Я иду в сени. Выпиваю залпом ковш воды. Выпиваю второй. Живот полон-полнехонек. И сил прибыло. Стою молчу. Молчу и думаю: что же это за жизнь у нас в Омиде, да и в других селах по долине Кэлмэцуя? Разве это жизнь? Каторга и та лучше. Все от мала до велика нанимаются работать в поместье, ломают хребет от света до темна. А к своему клочку землицы и подойти не смей, покуда не вспашешь, не посеешь и не сожнешь хлеб у боярина. Жандарм следит в оба, чтобы ты заведенный порядок не нарушил. Писарь тоже о порядке печется. И примарь за порядком присматривает. Управляющий — тот прямо из кожи вон лезет, так ему порядок дорог. О помещиках и говорить не приходится. Заартачься кто-нибудь на селе, вздумай не выйти в поле на работу: мол, невмоготу больше, — и тут же урядник Никифор Буду с жандармами из Бэнясы прискачут да покажут тебе, какие у них сытые, сильные и холеные лошади, какие нарядные голубые мундиры. Попробуй им только слово поперек сказать, мигом скрутят в бараний рог. Только пикни…

Поздней осенью, под дождем со снегом, в мокром рванье, босиком, в грязи по макушку, дрожа и отбивая зубами дробь, кляня весь белый свет или тупо, ничего не соображая, собираешь помещичью кукурузу, таскаешь и сваливаешь в кучу в усадьбе возле амбаров. А потом приезжает боярин ее делить. А не захочет, то и не приезжает. И получишь ты свою долю кукурузы среди зимы. А может, совсем ничего не получишь. Помещик забирает себе три четверти урожая. Это как в бумаге записано да печатью в примарии припечатано: тебе по уговору положена четверть. Положена-то положена, да не получишь ни шиша. Почему? Да потому что год назад, рождественским постом, молоть тебе стало нечего. Жена ревет. Ребятишки орут. И ты скрепя сердце — куда деваться-то? — плетешься в усадьбу занять хлеба, если повезет, у боярина.
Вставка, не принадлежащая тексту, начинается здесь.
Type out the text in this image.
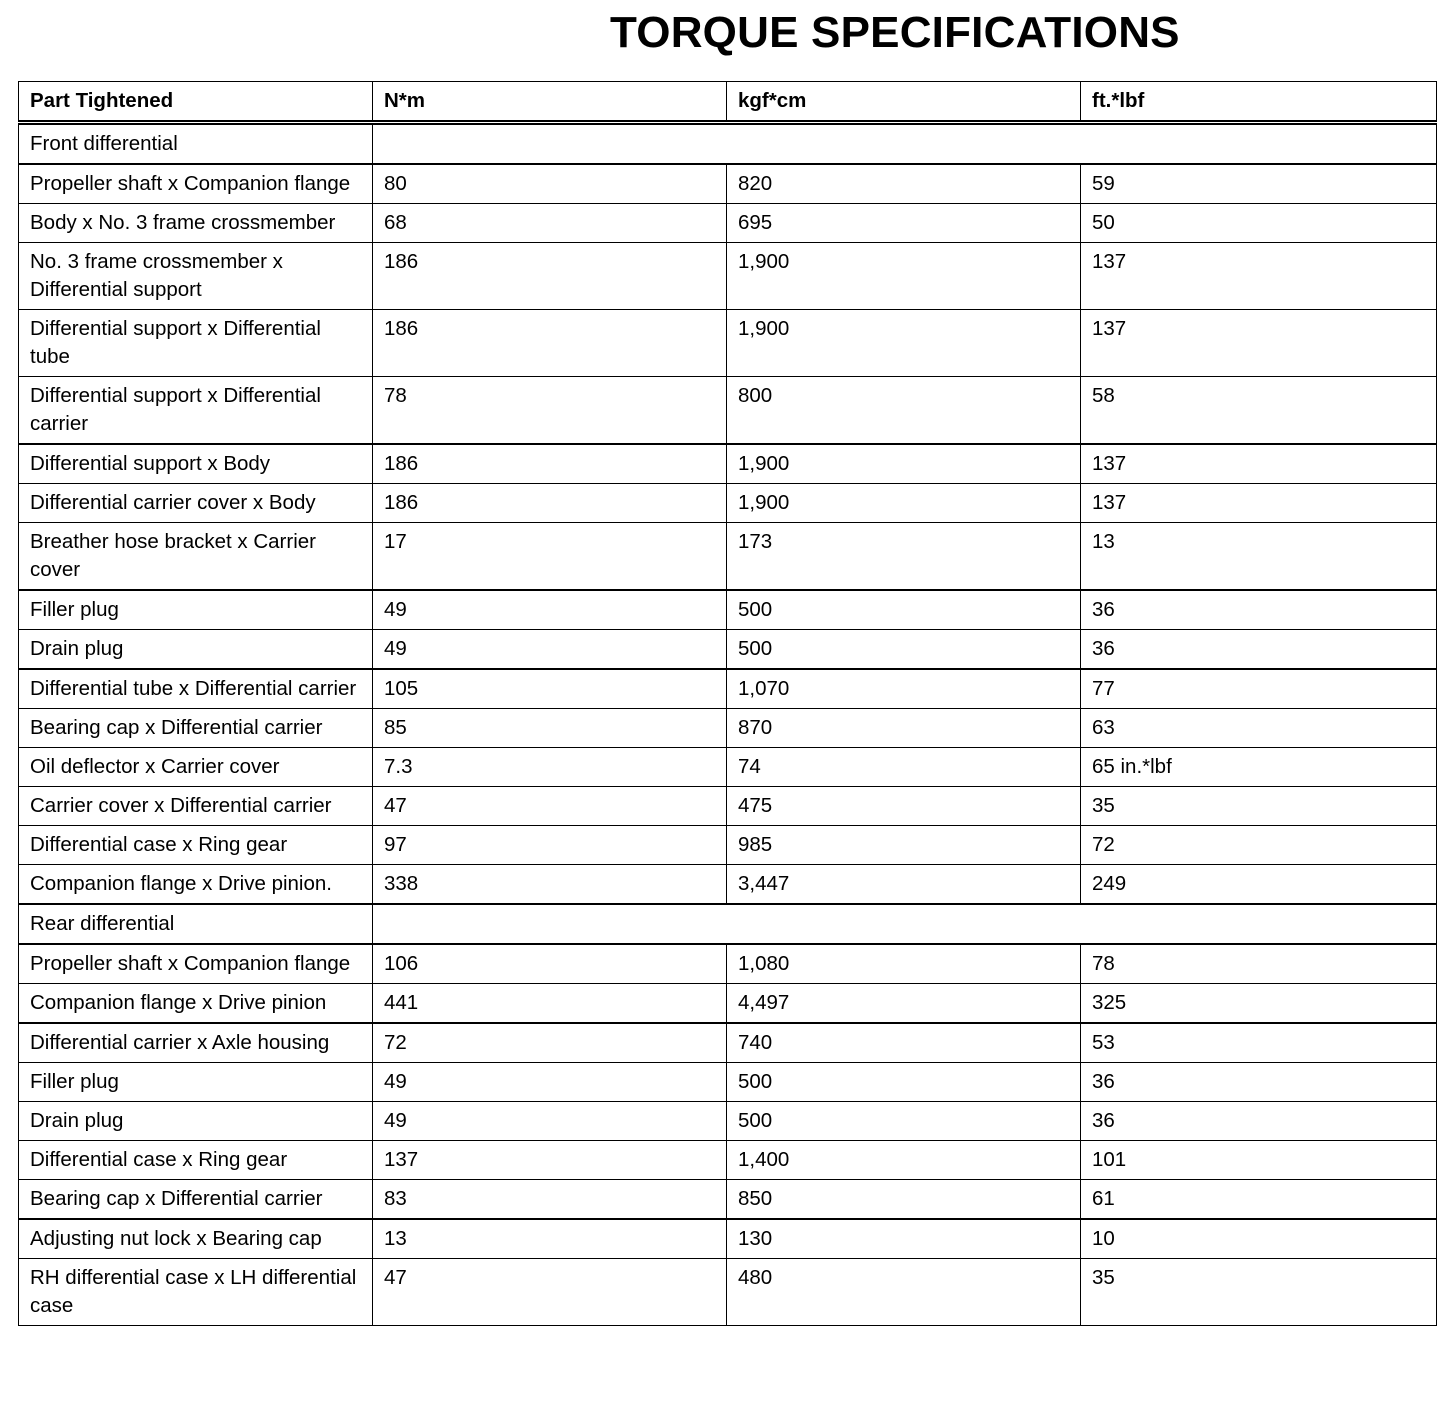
TORQUE SPECIFICATIONS
Part Tightened	N*m	kgf*cm	ft.*lbf
Front differential			
Propeller shaft x Companion flange	80	820	59
Body x No. 3 frame crossmember	68	695	50
No. 3 frame crossmember x Differential support	186	1,900	137
Differential support x Differential tube	186	1,900	137
Differential support x Differential carrier	78	800	58
Differential support x Body	186	1,900	137
Differential carrier cover x Body	186	1,900	137
Breather hose bracket x Carrier cover	17	173	13
Filler plug	49	500	36
Drain plug	49	500	36
Differential tube x Differential carrier	105	1,070	77
Bearing cap x Differential carrier	85	870	63
Oil deflector x Carrier cover	7.3	74	65 in.*lbf
Carrier cover x Differential carrier	47	475	35
Differential case x Ring gear	97	985	72
Companion flange x Drive pinion.	338	3,447	249
Rear differential			
Propeller shaft x Companion flange	106	1,080	78
Companion flange x Drive pinion	441	4,497	325
Differential carrier x Axle housing	72	740	53
Filler plug	49	500	36
Drain plug	49	500	36
Differential case x Ring gear	137	1,400	101
Bearing cap x Differential carrier	83	850	61
Adjusting nut lock x Bearing cap	13	130	10
RH differential case x LH differential case	47	480	35
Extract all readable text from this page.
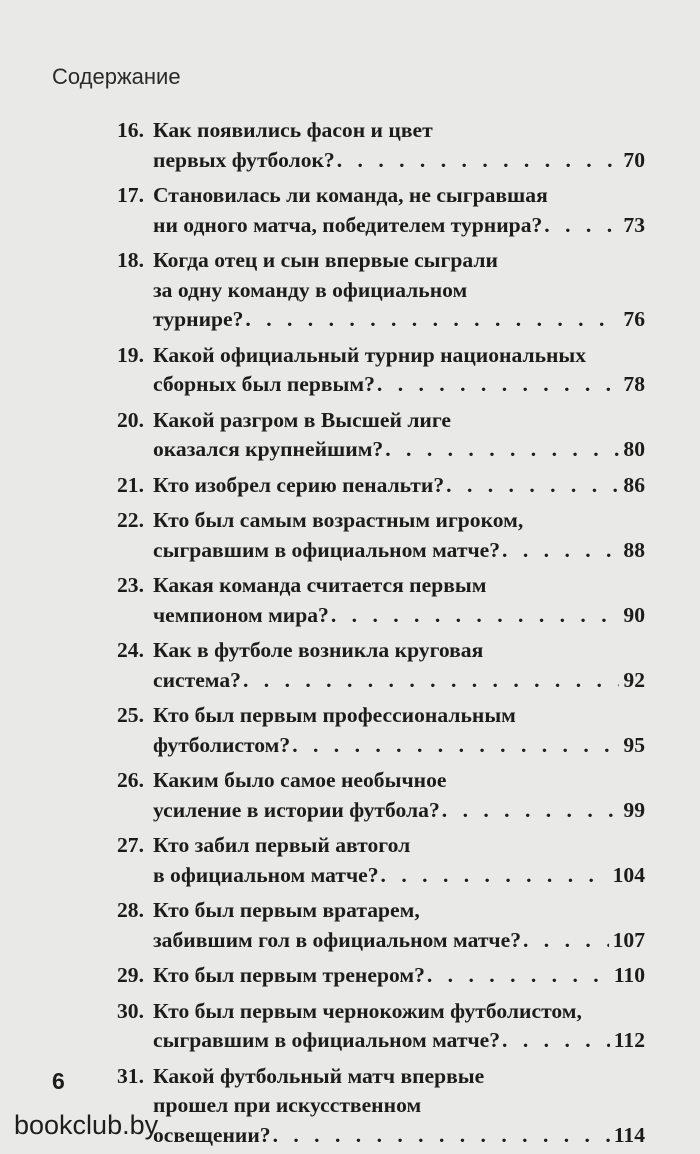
Содержание
16. Как появились фасон и цвет
первых футболок? . . .	70
17. Становилась ли команда, не сыгравшая
ни одного матча, победителем турнира? . . .	73
18. Когда отец и сын впервые сыграли
за одну команду в официальном
турнире? . . .	76
19. Какой официальный турнир национальных
сборных был первым? . . .	78
20. Какой разгром в Высшей лиге
оказался крупнейшим? . . .	80
21. Кто изобрел серию пенальти? . . .	86
22. Кто был самым возрастным игроком,
сыгравшим в официальном матче? . . .	88
23. Какая команда считается первым
чемпионом мира? . . .	90
24. Как в футболе возникла круговая
система? . . .	92
25. Кто был первым профессиональным
футболистом? . . .	95
26. Каким было самое необычное
усиление в истории футбола? . . .	99
27. Кто забил первый автогол
в официальном матче? . . .	104
28. Кто был первым вратарем,
забившим гол в официальном матче? . . .	107
29. Кто был первым тренером? . . .	110
30. Кто был первым чернокожим футболистом,
сыгравшим в официальном матче? . . .	112
31. Какой футбольный матч впервые
прошел при искусственном
освещении? . . .	114
6
bookclub.by
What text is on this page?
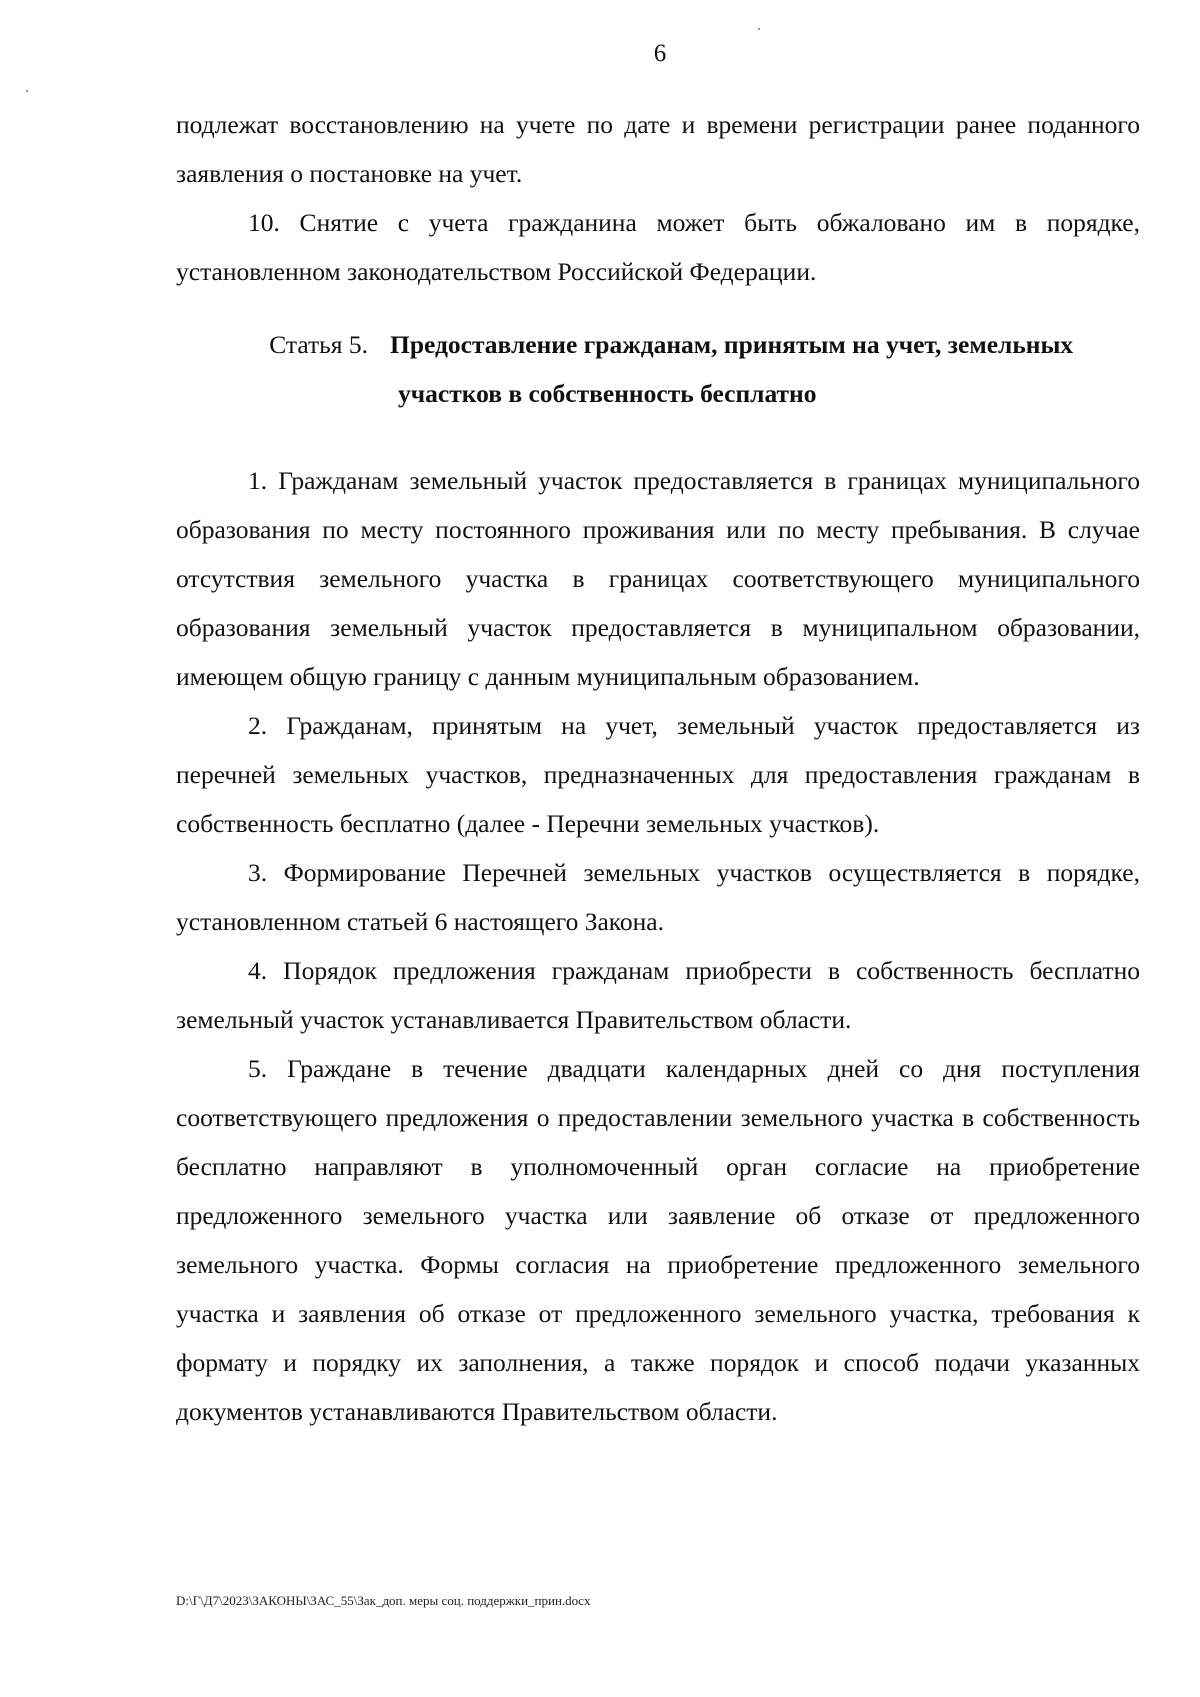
6

подлежат восстановлению на учете по дате и времени регистрации ранее поданного заявления о постановке на учет.

10. Снятие с учета гражданина может быть обжаловано им в порядке, установленном законодательством Российской Федерации.

Статья 5. Предоставление гражданам, принятым на учет, земельных
участков в собственность бесплатно

1. Гражданам земельный участок предоставляется в границах муниципального образования по месту постоянного проживания или по месту пребывания. В случае отсутствия земельного участка в границах соответствующего муниципального образования земельный участок предоставляется в муниципальном образовании, имеющем общую границу с данным муниципальным образованием.

2. Гражданам, принятым на учет, земельный участок предоставляется из перечней земельных участков, предназначенных для предоставления гражданам в собственность бесплатно (далее - Перечни земельных участков).

3. Формирование Перечней земельных участков осуществляется в порядке, установленном статьей 6 настоящего Закона.

4. Порядок предложения гражданам приобрести в собственность бесплатно земельный участок устанавливается Правительством области.

5. Граждане в течение двадцати календарных дней со дня поступления соответствующего предложения о предоставлении земельного участка в собственность бесплатно направляют в уполномоченный орган согласие на приобретение предложенного земельного участка или заявление об отказе от предложенного земельного участка. Формы согласия на приобретение предложенного земельного участка и заявления об отказе от предложенного земельного участка, требования к формату и порядку их заполнения, а также порядок и способ подачи указанных документов устанавливаются Правительством области.

D:\Г\Д7\2023\ЗАКОНЫ\ЗАС_55\Зак_доп. меры соц. поддержки_прин.docx
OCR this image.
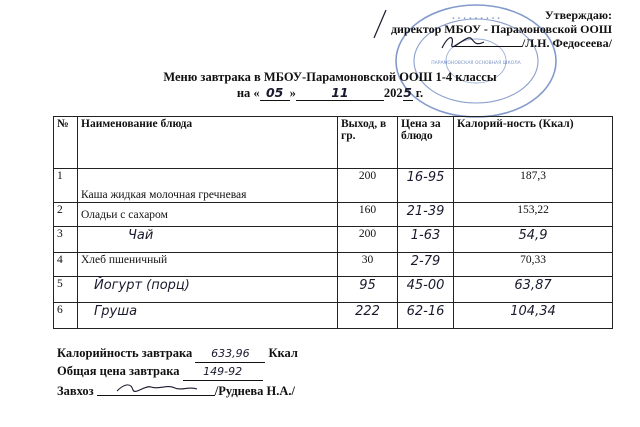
∙ ∙ ∙ ∙ ∙ ∙ ∙ ∙ ∙
ПАРАМОНОВСКАЯ ОСНОВНАЯ ШКОЛА
Утверждаю:
директор МБОУ - Парамоновской ООШ
/Л.Н. Федосеева/
Меню завтрака в МБОУ-Парамоновской ООШ 1-4 классы
на « 05 »	11	2025 г.
№	Наименование блюда	Выход, в гр.	Цена за блюдо	Калорий-ность (Ккал)
1	Каша жидкая молочная гречневая	200	16-95	187,3
2	Оладьи с сахаром	160	21-39	153,22
3	Чай	200	1-63	54,9
4	Хлеб пшеничный	30	2-79	70,33
5	Йогурт (порц)	95	45-00	63,87
6	Груша	222	62-16	104,34
Калорийность завтрака 633,96 Ккал
Общая цена завтрака 149-92
Завхоз	/Руднева Н.А./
А боярин над тобой покуражится, продержит голодного-холодного полдня на крыльце. Потом выйдет, будто случайно, и удивленное лицо сделает:

— Ах, это ты, Тудор?

— Я, господин Гогу.

— Ты зачем ко мне в усадьбу пожаловал?

— С просьбой нижайшею — мне бы кукурузы маленько, господин Гогу.

— А в канцелярии был?

— Был, господин Гогу.

— Сколько должен?

— Ничего не должен, господин Гогу, расквитался…

И тут боярин жаловаться начинает. Мол, и хлеба у него лишнего нет, и времена нынче тяжелые. Самому взять неоткуда. Как же последнее отдать? И точит, и точит… Так изведет, что у тебя от стыда корчи сделаются. Последним нищебродом, попрошайкой бесстыжим себя почувствуешь. Если мало ему этого покажется, назначит тебе через три дня прийти… А если раздобрится, то спросит:

— Так сколько, говоришь, тебе, Тудор, надобно?

— Мешка три, господин Гогу.

— Деньгами платить будешь или по осени из своей доли отдашь?

— У меня за душой ни полушки, господин Гогу.

— Ну осенью кукурузой рассчитаешься. Тогда и процент возьму.

Тебя ярость душит. Так и схватил бы боярина за шиворот да и подмел им широкий барский двор. Но ты низко кланяешься, благодаришь униженно — ради жены, ради детишек, чтобы с голоду не перемерли.

А время идет. На то оно и время, чтобы идти. Приходит срок расплаты. Вместо трех мешков кукурузы отдаешь девять. Когда девять, а когда и двенадцать. В наших краях кукуруза летом стеной стоит, на ветру, будто лес, шумит, и осенью ею хоть завались. Цена этой кукурузе грош ломаный в базарный день. Вот по этой цене и отдают мужики невеликие свои урожаи. А что поделаешь? Сборщик налогов над душой стоит, он ждать не любит.

— Плати! Плати! Не заплатишь, с жандармами приду под барабан!..

Кому ж приятно барабанную дробь у своих ворот слушать, голубыми мундирами любоваться да смотреть, как тащат из твоей хаты во двор скарб домашний — тюфяки да котлы для мамалыги, ведра да деревянные черпаки? Тоска смертная. Все продашь подчистую: и кур, и гусей, и кабанчика.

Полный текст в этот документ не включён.